Asilo, nostalgia; amor. | Poema

Cuenta mis canas
con esa mirada;
¡pero no te emociones!
Hazlo sin ganas,
simula como traes desgana…

Lo suplico,
aunque sea maldito,
también cuenta mis lunares,
con tu silbido de mares,
y después el sueño te aplico.

Pero
¿Pero por qué?
¿Por qué al abrir mis párpados no te siento?
¿Qué es que mis sueños siempre tienen que acabar?
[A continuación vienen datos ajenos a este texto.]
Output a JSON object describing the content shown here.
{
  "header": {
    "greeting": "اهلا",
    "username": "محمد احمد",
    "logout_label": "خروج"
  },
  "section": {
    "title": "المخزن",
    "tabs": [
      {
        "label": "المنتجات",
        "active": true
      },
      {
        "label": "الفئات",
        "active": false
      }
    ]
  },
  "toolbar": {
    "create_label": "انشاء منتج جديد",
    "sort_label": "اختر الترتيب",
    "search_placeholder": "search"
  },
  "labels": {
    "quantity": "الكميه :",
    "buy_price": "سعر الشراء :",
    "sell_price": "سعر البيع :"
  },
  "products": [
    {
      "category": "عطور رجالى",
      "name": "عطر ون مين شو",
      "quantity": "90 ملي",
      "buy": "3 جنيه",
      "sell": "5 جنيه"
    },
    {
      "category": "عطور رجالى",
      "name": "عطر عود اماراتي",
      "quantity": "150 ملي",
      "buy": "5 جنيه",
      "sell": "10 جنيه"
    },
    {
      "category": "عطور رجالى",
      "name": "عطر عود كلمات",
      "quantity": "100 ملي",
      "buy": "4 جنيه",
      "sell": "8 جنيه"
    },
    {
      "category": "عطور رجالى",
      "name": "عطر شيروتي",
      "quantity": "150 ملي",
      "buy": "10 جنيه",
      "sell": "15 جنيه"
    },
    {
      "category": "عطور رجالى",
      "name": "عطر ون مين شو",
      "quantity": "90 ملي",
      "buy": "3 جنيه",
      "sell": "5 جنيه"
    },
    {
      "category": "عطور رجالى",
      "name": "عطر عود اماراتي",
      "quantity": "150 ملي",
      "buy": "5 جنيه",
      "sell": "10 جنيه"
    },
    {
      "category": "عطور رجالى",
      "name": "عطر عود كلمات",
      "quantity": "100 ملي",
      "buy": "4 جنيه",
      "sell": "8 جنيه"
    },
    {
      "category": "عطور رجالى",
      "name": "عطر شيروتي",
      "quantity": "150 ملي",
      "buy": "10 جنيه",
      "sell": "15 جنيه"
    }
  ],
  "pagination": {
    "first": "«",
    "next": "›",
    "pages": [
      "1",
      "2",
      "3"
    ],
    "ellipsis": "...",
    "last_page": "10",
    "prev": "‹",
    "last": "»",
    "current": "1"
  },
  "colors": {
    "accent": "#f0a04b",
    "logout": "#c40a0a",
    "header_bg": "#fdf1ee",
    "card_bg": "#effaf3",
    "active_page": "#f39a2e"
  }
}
Eterno, deja que se sienta viejo y eterno.

Ahora la osteoporosis…
se adueña de mi dolor,
del dolor que nunca curé…
tal corazón, perdona,
pero este vejestorio no tiene cura.

¿Dónde quedaron esos tiempos?
¿Qué es que siempre tenemos que medir el tiempo?
¿Qué es que… moriré pensándolo?
¿Qué es que… mediré el tiempo de un corazón roto?

Pensé tener la cura,
sin ninguna duda,
pero con esta cruda…
la salvación no dura.

Mis arrugas dicen más dolores,
que mi memoria los amores.
La felicidad…
tu sonrisa ajada.

Mis pedos de hombre viejo
apestan,
perdidos,
austeros,
marchitos,
me recuerdan a que solo estoy…
e inhalaré solo.

Las cataratas,
que del Niágara son,
ahora sólo digo que a penas, y con penas, veo.
Pero tu imagen siempre en mi mente estará.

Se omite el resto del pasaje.